There is tremendous variation in ecology in how ANOVAs are interpreted, and in terms of whether model selection is used. This post, which represents the first attempt Brian, Jeremy, and I make at a joint post, is aimed at exploring that variation, and, when possible, making recommendations for best practices.
To lay out some background: simply reading the literature or attending one afternoon’s worth of talks at ESA will reveal that there is substantial variation in statistical practices, even for something as seemingly basic as an ANOVA. Here, we’ll focus first on the question of how interaction terms should be interpreted. That is, do you interpret main effects first? Not at all if the interaction is significant? Something else? Then, we’ll address a second issue: should model selection be used? That is, should you drop non-significant terms from the model and then refit the model?
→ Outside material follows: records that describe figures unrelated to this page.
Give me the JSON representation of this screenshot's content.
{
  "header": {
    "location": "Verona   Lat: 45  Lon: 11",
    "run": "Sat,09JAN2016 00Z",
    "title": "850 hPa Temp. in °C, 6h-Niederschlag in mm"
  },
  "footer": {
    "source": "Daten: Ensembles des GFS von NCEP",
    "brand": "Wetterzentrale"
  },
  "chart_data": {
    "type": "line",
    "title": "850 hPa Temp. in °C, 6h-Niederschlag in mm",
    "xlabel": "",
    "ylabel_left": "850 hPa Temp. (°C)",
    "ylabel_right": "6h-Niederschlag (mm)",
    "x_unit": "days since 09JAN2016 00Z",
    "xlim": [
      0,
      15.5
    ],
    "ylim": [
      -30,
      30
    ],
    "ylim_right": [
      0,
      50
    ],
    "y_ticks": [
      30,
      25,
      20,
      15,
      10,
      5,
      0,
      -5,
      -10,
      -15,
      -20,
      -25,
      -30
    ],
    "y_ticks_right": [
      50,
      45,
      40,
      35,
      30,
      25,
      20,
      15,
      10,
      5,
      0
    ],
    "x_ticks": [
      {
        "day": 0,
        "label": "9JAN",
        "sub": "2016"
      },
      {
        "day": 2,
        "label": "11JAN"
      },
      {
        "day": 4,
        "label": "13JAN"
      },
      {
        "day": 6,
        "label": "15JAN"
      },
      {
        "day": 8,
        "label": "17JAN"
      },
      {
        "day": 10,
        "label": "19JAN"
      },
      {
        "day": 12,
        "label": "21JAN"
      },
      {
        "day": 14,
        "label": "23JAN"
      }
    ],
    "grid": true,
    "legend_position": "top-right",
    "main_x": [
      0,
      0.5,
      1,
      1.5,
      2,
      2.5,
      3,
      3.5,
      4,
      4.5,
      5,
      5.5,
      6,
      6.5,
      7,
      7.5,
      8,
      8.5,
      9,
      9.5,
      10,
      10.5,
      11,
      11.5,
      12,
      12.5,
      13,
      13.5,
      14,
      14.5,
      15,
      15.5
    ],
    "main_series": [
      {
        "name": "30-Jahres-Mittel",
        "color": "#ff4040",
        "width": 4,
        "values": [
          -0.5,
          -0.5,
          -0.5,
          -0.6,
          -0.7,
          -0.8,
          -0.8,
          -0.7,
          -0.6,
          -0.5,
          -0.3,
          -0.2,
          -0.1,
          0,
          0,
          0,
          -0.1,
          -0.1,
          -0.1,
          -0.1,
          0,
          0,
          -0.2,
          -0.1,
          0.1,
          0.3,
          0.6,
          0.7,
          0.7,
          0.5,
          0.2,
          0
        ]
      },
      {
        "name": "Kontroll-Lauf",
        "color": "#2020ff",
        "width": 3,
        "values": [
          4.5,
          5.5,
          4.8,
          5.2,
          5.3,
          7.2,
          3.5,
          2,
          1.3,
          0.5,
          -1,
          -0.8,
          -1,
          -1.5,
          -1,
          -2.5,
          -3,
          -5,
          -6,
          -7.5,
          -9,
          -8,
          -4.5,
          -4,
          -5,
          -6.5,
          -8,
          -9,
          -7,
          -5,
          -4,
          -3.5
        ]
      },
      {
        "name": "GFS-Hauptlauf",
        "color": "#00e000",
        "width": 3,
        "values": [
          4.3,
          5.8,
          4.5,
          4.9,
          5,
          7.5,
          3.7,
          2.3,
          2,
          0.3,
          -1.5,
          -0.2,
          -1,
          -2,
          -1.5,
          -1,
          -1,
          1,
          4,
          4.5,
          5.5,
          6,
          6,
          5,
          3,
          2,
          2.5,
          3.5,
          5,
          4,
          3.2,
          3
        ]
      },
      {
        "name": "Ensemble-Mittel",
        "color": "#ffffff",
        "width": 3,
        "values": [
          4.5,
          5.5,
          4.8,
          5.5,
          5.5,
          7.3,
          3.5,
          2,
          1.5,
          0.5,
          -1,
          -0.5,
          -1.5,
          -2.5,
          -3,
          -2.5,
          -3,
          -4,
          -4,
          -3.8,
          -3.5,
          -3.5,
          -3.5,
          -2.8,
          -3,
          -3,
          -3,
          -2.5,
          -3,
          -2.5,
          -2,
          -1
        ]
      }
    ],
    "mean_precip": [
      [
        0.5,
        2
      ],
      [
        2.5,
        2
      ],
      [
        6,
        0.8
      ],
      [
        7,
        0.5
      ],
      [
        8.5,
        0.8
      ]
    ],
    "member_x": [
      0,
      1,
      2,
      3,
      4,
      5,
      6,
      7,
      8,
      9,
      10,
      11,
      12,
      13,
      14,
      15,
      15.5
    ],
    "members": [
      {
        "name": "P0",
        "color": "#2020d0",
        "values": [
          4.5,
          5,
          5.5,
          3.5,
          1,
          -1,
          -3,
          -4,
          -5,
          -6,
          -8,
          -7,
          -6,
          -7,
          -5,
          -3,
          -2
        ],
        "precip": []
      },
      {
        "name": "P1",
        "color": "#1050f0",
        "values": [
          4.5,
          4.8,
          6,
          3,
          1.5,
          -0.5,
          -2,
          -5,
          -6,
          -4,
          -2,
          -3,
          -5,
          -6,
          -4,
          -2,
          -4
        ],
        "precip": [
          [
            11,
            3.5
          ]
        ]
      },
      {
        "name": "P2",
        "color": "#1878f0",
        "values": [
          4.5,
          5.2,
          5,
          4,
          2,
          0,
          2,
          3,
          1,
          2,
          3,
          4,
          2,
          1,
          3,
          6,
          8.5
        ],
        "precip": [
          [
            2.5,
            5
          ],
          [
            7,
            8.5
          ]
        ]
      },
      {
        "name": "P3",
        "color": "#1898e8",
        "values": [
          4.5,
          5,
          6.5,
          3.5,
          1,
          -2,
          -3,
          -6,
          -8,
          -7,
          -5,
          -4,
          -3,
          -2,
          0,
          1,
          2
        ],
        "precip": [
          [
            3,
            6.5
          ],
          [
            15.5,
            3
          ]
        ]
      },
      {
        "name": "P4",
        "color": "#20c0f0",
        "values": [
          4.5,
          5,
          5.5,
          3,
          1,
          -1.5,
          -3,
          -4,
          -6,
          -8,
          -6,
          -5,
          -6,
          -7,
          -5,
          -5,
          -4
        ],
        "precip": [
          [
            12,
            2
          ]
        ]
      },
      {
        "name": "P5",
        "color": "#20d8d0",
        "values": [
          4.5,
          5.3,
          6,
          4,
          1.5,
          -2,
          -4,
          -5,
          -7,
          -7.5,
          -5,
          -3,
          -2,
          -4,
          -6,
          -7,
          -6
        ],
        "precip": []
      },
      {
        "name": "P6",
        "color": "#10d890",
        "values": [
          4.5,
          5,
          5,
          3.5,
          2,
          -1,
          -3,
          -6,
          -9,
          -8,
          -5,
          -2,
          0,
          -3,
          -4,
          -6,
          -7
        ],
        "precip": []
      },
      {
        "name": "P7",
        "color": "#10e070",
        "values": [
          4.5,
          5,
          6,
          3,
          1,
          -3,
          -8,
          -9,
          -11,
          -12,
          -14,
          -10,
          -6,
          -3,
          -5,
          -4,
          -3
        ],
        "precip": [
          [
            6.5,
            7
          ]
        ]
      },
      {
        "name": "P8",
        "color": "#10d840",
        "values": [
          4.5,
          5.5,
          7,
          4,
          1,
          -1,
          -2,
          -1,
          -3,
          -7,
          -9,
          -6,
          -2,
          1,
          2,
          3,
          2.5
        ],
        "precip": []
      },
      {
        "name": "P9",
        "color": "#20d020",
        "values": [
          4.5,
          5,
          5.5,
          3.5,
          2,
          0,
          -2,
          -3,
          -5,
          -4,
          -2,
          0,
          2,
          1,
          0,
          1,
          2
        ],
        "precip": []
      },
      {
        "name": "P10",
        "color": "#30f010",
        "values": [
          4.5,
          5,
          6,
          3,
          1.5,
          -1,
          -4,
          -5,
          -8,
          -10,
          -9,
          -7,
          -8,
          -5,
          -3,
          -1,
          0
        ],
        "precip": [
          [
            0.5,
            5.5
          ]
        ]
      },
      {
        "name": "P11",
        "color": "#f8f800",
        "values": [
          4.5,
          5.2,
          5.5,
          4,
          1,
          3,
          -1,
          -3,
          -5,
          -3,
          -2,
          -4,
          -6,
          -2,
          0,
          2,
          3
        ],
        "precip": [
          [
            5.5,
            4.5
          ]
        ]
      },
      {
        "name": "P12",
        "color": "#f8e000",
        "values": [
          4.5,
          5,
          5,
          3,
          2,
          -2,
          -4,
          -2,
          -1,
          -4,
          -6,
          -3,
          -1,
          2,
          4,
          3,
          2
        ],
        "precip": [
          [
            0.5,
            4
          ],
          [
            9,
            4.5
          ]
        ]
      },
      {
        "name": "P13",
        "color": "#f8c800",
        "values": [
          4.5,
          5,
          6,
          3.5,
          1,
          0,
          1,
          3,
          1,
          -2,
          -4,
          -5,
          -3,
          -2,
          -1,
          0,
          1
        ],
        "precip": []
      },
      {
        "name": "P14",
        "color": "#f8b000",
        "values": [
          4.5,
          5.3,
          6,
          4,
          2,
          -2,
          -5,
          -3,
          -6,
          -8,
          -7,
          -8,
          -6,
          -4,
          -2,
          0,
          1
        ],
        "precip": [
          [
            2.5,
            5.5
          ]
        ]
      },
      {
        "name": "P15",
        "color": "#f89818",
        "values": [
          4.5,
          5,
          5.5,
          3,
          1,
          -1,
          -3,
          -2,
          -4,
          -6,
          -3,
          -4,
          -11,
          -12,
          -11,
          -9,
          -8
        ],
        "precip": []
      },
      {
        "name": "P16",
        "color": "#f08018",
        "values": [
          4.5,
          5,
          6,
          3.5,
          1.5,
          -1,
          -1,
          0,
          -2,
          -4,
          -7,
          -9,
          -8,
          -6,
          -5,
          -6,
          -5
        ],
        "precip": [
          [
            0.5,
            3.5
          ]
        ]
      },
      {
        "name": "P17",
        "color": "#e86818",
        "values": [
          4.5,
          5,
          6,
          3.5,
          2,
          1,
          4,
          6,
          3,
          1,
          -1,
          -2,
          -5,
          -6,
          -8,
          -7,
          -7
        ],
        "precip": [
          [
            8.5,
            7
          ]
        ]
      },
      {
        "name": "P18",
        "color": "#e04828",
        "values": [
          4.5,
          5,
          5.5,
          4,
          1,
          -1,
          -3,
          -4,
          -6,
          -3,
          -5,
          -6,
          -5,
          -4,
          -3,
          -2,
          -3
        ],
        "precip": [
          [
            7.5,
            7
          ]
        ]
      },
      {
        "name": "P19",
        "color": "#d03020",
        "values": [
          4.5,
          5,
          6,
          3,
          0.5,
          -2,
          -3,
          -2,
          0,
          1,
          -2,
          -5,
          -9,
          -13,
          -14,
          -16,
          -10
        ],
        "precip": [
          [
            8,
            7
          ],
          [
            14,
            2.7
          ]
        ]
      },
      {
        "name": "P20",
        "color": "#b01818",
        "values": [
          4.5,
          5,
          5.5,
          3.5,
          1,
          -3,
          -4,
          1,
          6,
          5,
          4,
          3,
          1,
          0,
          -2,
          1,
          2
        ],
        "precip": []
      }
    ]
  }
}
As a grad student, I was taught that, if the interaction effect is significant, you stop interpreting there (that is, don’t interpret the main effects if there’s a significant interaction). This is supported by Sokal & Rohlf, who say (page 336, Biometry, 3rd edition),
In the artificial example the effects of the two factors (main effects) are not significant in any case. However, many statisticians would not even test them after finding the interaction mean square to be significant, since in such a case an overall statement for each factor would have little meaning, (e.g. Kempthorne, 1975).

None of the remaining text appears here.